More interestingly, he also had the illuminating insight that this concept of inside/outside applied just as much internally as it did externally. When his senior management team was considering changes (normally job cuts) in a particular department or function, the majority of the team could act in an objective impassionate manner at the decision being taken. The head of the department or function often found him/herself out of alignment with the rest of the team as (s)he would take an inside view. In an attempt to bridge this gap, the EVP mandated that at least once a quarter, all members of his executive team would spend a minimum of three days “inside” a department other than the one that they were responsible for. Again, the quality of the decisions the team found itself making improved considerably.

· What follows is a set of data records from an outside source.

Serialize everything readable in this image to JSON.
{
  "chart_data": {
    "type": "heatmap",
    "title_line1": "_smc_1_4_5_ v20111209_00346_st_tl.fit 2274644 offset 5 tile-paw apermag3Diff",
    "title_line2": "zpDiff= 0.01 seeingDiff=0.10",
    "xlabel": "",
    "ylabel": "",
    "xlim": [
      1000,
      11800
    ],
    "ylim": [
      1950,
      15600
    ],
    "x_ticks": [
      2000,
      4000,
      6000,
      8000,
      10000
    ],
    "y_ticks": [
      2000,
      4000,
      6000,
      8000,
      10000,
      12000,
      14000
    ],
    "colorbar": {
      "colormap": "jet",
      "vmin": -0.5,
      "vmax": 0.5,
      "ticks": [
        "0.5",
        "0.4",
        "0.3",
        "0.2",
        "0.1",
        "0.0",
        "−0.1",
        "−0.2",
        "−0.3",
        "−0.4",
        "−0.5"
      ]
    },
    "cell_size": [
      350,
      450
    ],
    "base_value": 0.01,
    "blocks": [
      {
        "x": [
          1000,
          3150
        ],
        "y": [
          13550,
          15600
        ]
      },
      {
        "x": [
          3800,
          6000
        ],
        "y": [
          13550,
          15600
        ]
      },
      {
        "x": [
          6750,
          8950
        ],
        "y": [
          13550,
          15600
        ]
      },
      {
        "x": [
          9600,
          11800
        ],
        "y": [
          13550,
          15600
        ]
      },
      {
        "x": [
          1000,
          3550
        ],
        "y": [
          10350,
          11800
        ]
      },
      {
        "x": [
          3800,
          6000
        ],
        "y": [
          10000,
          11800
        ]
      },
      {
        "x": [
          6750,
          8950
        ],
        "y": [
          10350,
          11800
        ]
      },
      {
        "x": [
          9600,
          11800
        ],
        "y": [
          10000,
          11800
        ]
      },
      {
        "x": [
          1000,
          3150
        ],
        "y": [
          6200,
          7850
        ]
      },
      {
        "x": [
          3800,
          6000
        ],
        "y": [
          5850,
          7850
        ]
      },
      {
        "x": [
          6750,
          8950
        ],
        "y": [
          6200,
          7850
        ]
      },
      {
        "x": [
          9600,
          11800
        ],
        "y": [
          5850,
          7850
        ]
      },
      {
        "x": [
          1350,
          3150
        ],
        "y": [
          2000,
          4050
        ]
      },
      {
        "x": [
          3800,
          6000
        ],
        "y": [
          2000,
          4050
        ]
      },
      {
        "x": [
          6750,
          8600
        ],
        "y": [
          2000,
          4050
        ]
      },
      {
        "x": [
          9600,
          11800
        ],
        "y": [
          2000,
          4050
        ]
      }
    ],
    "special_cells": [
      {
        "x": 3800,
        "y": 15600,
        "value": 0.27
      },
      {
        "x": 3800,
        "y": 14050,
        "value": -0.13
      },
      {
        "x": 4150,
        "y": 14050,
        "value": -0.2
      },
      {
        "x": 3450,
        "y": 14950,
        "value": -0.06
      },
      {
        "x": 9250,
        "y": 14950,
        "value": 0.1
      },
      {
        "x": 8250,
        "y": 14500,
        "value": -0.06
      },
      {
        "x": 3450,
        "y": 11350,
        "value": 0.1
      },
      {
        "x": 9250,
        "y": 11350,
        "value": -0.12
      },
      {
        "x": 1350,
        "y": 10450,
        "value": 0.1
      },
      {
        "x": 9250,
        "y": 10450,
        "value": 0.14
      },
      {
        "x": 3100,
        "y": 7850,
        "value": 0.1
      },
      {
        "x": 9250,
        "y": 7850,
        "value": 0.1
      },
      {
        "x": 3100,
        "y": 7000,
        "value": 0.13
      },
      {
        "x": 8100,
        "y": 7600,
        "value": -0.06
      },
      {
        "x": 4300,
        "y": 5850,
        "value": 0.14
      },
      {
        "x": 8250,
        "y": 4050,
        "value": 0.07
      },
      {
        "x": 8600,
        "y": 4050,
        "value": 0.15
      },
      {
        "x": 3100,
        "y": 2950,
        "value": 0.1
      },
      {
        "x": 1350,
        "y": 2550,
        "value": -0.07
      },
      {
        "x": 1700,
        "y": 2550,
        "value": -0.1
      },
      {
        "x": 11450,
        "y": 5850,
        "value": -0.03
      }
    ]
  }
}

So how does an “Integral Leader” face up to the challenge of being able to hold both an inside and an outside view of their Enterprise simultaneously? I would say that the jury is still out on this one and this is a subject around which we will be hearing a great deal more in the months and years ahead. Whilst I am not a great fan of lists that pretend to have all the answers to important questions like this, I am prepared to offer Bellamy’s incomplete list that will not do any more than scratch the surface of this challenge:

  • First acknowledge that there is a need to hold both views if you are to best serve your enterprise. If you do not accept that it makes any difference from adopting a mono-perspective, then read no further. Come back in a couple of years time when you might be ready. Oh, and drop the pretense of being an Integral leader, at least for the time being.
  • Recognise your dominant perspective with respect to the Enterprise or sub-enterprise entity that you are responsible for taking decisions about and start to allocate time in your highly hurried diary where you can spend time just taking the other perspective. This is a tough one because you need to be thinking of setting aside at least half a day a fortnight or even a week.
  • Surround yourself with individuals who you know will take the alternative perspective from that which dominates your outlook. So if you are constrained to an inside perspective, consider using consultants to challenge you; if you are predominantly an outsider, seek to have an insider work on your team. When you find yourself strongly disagreeing with the viewpoint of the individual from the other side, accept the fact that you are not considering the alternative perspective.
  • When you find yourself strongly agreeing with individuals who represent the other perspective, take stock and determine whether you or they have flipped sides. If this turns out to be the case, it is time to change your advisors.
  • Introduce an inside-out perspective checkpoint into you decision cycle. This should come just before you make each decision. How you do this will, of course be personal and might include arguing the rationale behind the decision with a trusted individual and identifying both the elements of inside and outside thinking that has been included in the decision. It might be taking some time to meditate and contemplate on the two perspectives’ input to the decision. As I alluded to above, I don’t pretend to have all the answers just yet.
  • When you do find yourself regularly holding both perspectives simultaneously, give yourself a little pat on the back before realizing that it requires constant practice if you are not going to be dragged back into your dominant mode of action.

We live in a world of perpetual change that is accelerating. The one thing that an Integral Leader does not have is time to fully weigh all the consequences of any decisions that (s)he has to take. Taking Jon Anderson’s advice to see everything inside out & outside in might just be an invaluable tool for the 21st century.